I am trying to assign a 2D array of strings in the following way:

char *text_data[10][4]; //10 rows, 4 columns

//All rows need to be same
for (i = 0; i < 10; i++)
{
    strcpy(text_data[i][0], "a");
    strcpy(text_data[i][1], "xyz");
    strcpy(text_data[i][2], "b");
    strcpy(text_data[i][3], "xyz");  
}

However, this doesnt work. What am I doing wrong?

char *text_data[10][4]; is matrix of pointer, each location can point a string.

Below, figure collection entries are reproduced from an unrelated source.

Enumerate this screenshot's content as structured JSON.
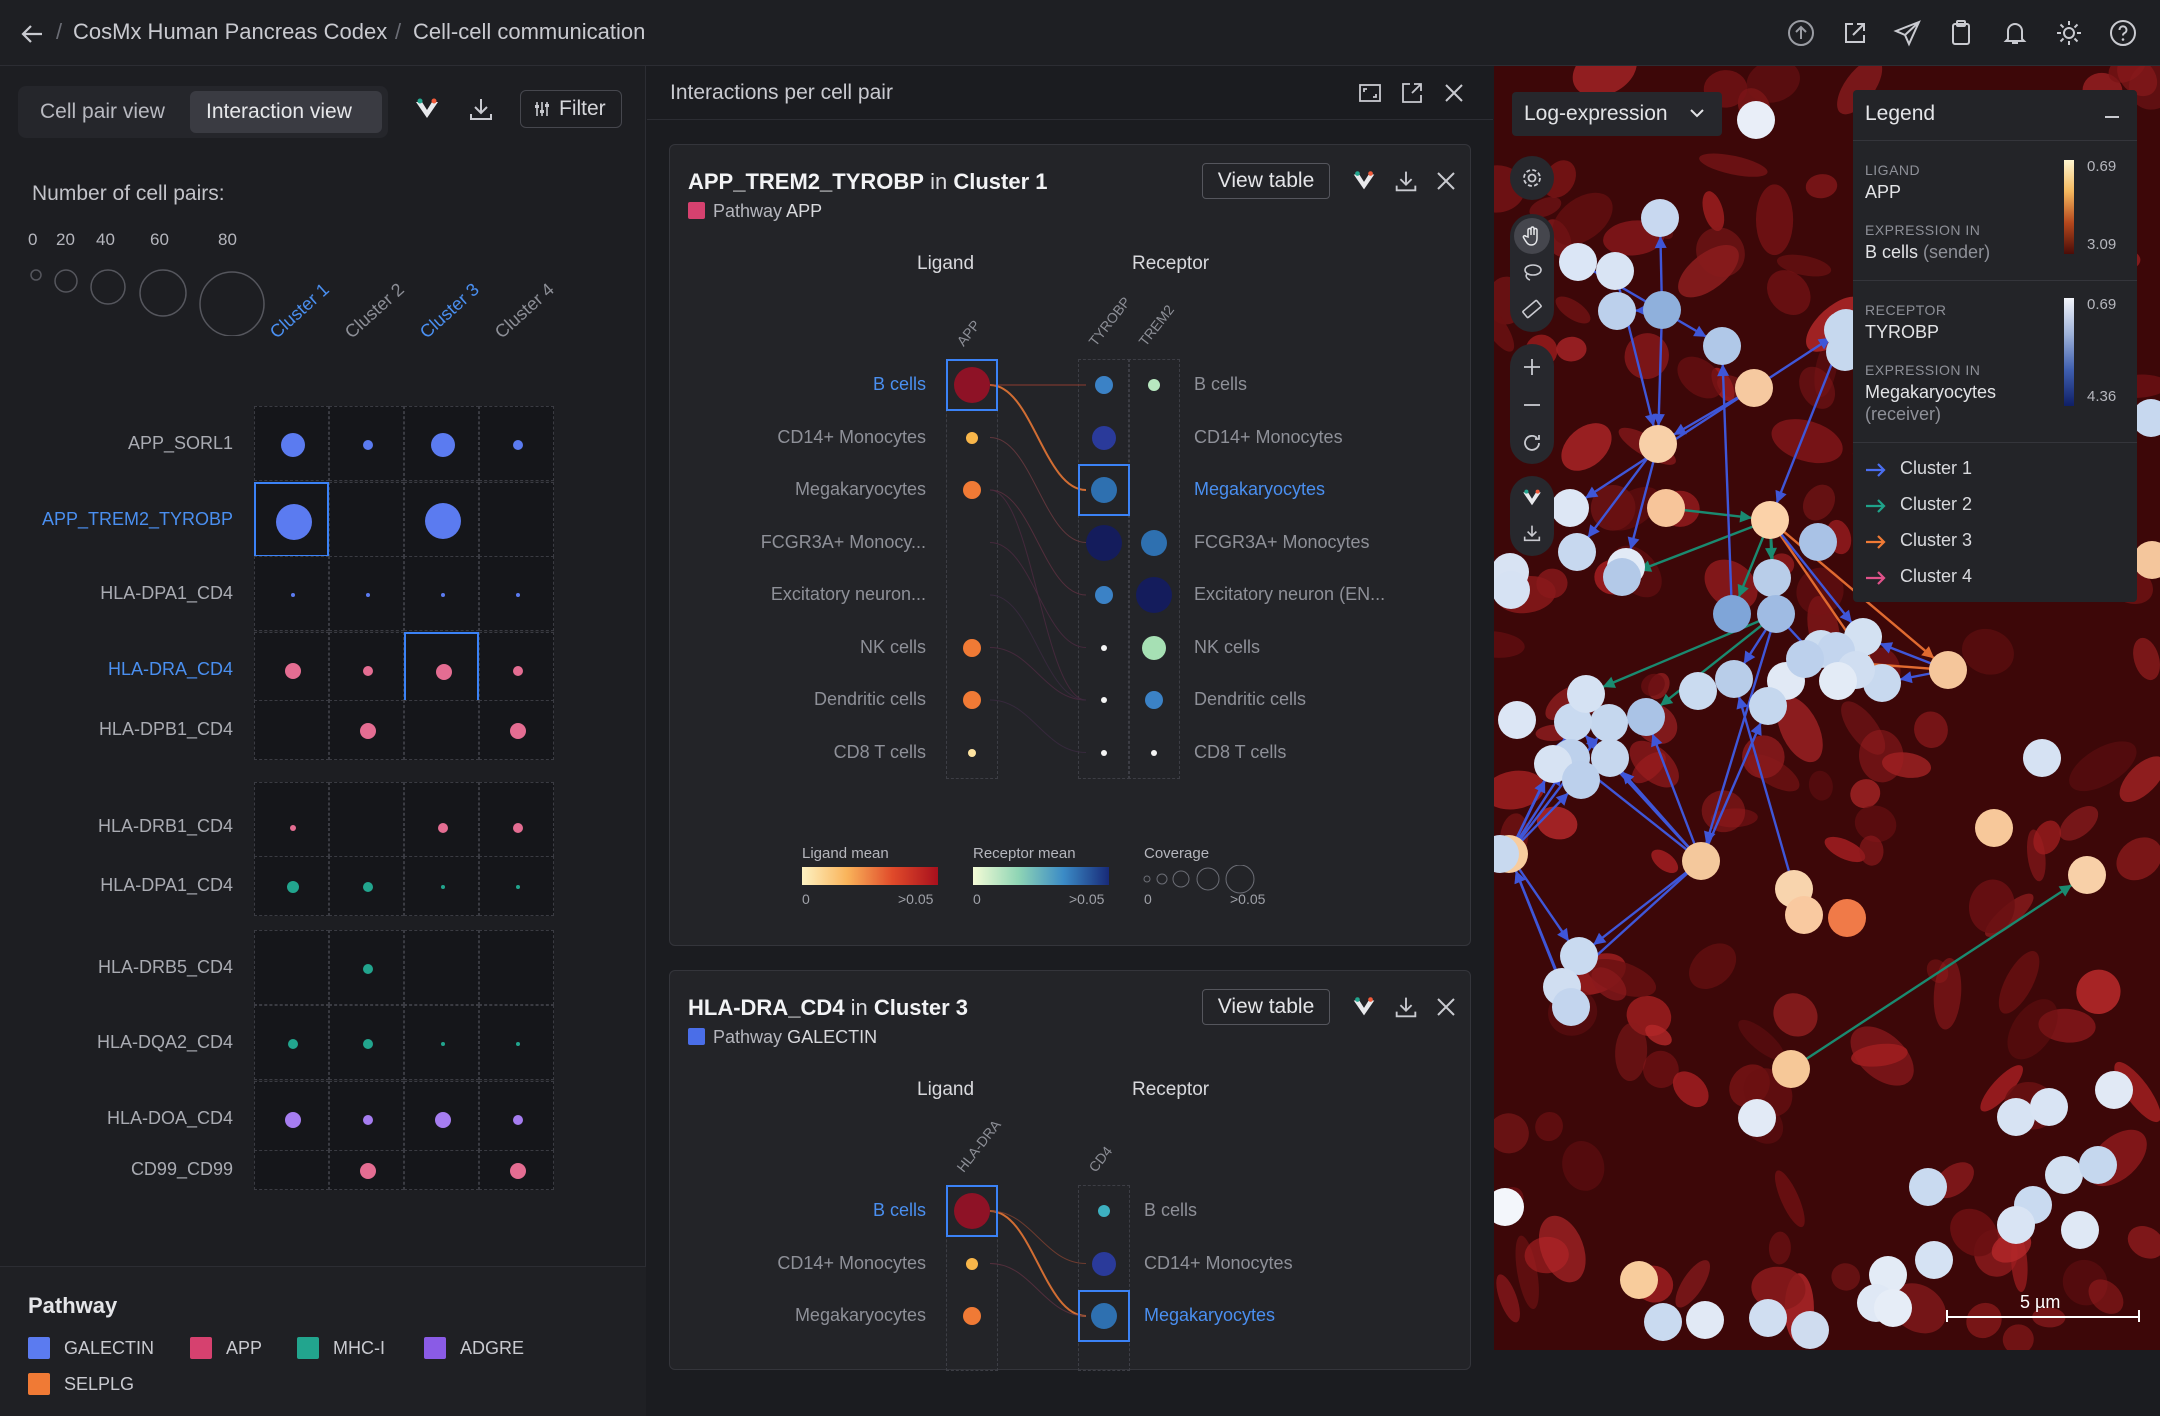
{
  "topbar": {
    "project": "CosMx Human Pancreas Codex",
    "page": "Cell-cell communication"
  },
  "left": {
    "views": [
      "Cell pair view",
      "Interaction view"
    ],
    "active_view": "Interaction view",
    "filter_label": "Filter",
    "num_pairs_label": "Number of cell pairs:",
    "size_legend": [
      "0",
      "20",
      "40",
      "60",
      "80"
    ],
    "columns": [
      "Cluster 1",
      "Cluster 2",
      "Cluster 3",
      "Cluster 4"
    ],
    "rows": [
      "APP_SORL1",
      "APP_TREM2_TYROBP",
      "HLA-DPA1_CD4",
      "HLA-DRA_CD4",
      "HLA-DPB1_CD4",
      "HLA-DRB1_CD4",
      "HLA-DPA1_CD4",
      "HLA-DRB5_CD4",
      "HLA-DQA2_CD4",
      "HLA-DOA_CD4",
      "CD99_CD99"
    ]
  },
  "pathway": {
    "title": "Pathway",
    "items": [
      {
        "name": "GALECTIN",
        "color": "#5b7bf0"
      },
      {
        "name": "APP",
        "color": "#d6416f"
      },
      {
        "name": "MHC-I",
        "color": "#22a58e"
      },
      {
        "name": "ADGRE",
        "color": "#8a5be6"
      },
      {
        "name": "SELPLG",
        "color": "#f07a35"
      }
    ]
  },
  "middle": {
    "title": "Interactions per cell pair",
    "view_table": "View table",
    "ligand_head": "Ligand",
    "receptor_head": "Receptor",
    "cards": [
      {
        "interaction": "APP_TREM2_TYROBP",
        "in_word": "in",
        "cluster": "Cluster 1",
        "pathway_word": "Pathway",
        "pathway": "APP",
        "pathway_color": "#d6416f",
        "ligand_genes": [
          "APP"
        ],
        "receptor_genes": [
          "TYROBP",
          "TREM2"
        ],
        "left_cells": [
          "B cells",
          "CD14+ Monocytes",
          "Megakaryocytes",
          "FCGR3A+ Monocy...",
          "Excitatory neuron...",
          "NK cells",
          "Dendritic cells",
          "CD8 T cells"
        ],
        "right_cells": [
          "B cells",
          "CD14+ Monocytes",
          "Megakaryocytes",
          "FCGR3A+ Monocytes",
          "Excitatory neuron (EN...",
          "NK cells",
          "Dendritic cells",
          "CD8 T cells"
        ]
      },
      {
        "interaction": "HLA-DRA_CD4",
        "in_word": "in",
        "cluster": "Cluster 3",
        "pathway_word": "Pathway",
        "pathway": "GALECTIN",
        "pathway_color": "#4a6ee8",
        "ligand_genes": [
          "HLA-DRA"
        ],
        "receptor_genes": [
          "CD4"
        ],
        "left_cells": [
          "B cells",
          "CD14+ Monocytes",
          "Megakaryocytes"
        ],
        "right_cells": [
          "B cells",
          "CD14+ Monocytes",
          "Megakaryocytes"
        ]
      }
    ],
    "colorbars": {
      "ligand": {
        "label": "Ligand mean",
        "min": "0",
        "max": ">0.05"
      },
      "receptor": {
        "label": "Receptor mean",
        "min": "0",
        "max": ">0.05"
      },
      "coverage": {
        "label": "Coverage",
        "min": "0",
        "max": ">0.05"
      }
    }
  },
  "image": {
    "dropdown": "Log-expression",
    "scale": "5 µm",
    "legend": {
      "title": "Legend",
      "ligand_label": "LIGAND",
      "ligand": "APP",
      "expr_in_label": "EXPRESSION IN",
      "sender": "B cells",
      "sender_role": "(sender)",
      "ligand_max": "0.69",
      "ligand_min": "3.09",
      "receptor_label": "RECEPTOR",
      "receptor": "TYROBP",
      "receiver": "Megakaryocytes",
      "receiver_role": "(receiver)",
      "receptor_max": "0.69",
      "receptor_min": "4.36",
      "clusters": [
        {
          "name": "Cluster 1",
          "color": "#4a6ef0"
        },
        {
          "name": "Cluster 2",
          "color": "#1fa38a"
        },
        {
          "name": "Cluster 3",
          "color": "#f07a35"
        },
        {
          "name": "Cluster 4",
          "color": "#e0528a"
        }
      ]
    }
  }
}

but you do not initialize or allocate memory so you can't call string copy.

You can do like:

 text_data[i][0] = "a";
 text_data[i][1] = "xyz";

Second: I also feel you wanted to declare text_data as:

char text_data[10][4];

because every string is of length 3 or less, then do like:

strcpy(text_data[0], "a");
strcpy(text_data[1], "xyz");
strcpy(text_data[2], "b");
strcpy(text_data[3], "xyz");  

No need of loop

strcpy will only copy to a preallocated buffer so try this

char text_data[10][4][4];

If you have a double array of String you essentially have a triple array because a string is an array of char.

I'm pretty sure that your code should look like this, no restrictions on string length. No 3D arrays of chars. But I'm rather new to programming and can be wrong, if so-correct me.

#include <stdio.h>


int main(void)
{
    char *text_data[10][4]; //10 rows, 4 columns
    int i;
//All rows need to be same
    for (i = 0; i < 10; i++)
    {
        text_data[i][0]= "a";
        text_data[i][1]="xyz";
        text_data[i][2]= "b";
        text_data[i][3]= "xyz";  
    }

    for (i = 0; i < 10; i++)
    {
        puts(text_data[i][0]);
        puts(text_data[i][1]);
        puts(text_data[i][2]);
        puts(text_data[i][3]);
    }
return 0;
}

Hopefully, I understand what your code is trying to do. Have re-written it as:

    #include <stdio.h>
    void main()
    {
        // allocate 40 uninitialized pointers to char strings
    char *text_ptr[10][4]; //10 rows, 4 columns

        int i;

    for (i = 0; i < 10; i++)
    {
    // essentially, copy ptr to string literal into an array element
        text_ptr[i][0] = "a";
        text_ptr[i][1] = "xyz";
        text_ptr[i][2] = "b";
        text_ptr[i][3] = "xyz";

        // print two elements from each row for a quick check
        printf("\n%s, %s", text_ptr[i][0], text_ptr[i][1]); fflush(stdout);

      }

     } // end of main;
     // Note.  This code WAS tested in an Eclipse/Microsoft C compiler environment.

strcpy() depends on an area for the string to be allocated, so that it can copied into. In the above code there is an array of char pointers, each of them is set to the address of the literal that is being assigned.

In this code you cannot update the assigned strings. If you want to modify the strings then you will need to do a malloc() for each of the 40 ([10][4]) pointers, and each malloc() needs to be for the length (or max length) of the string to be assigni.e. associated with that pointer element.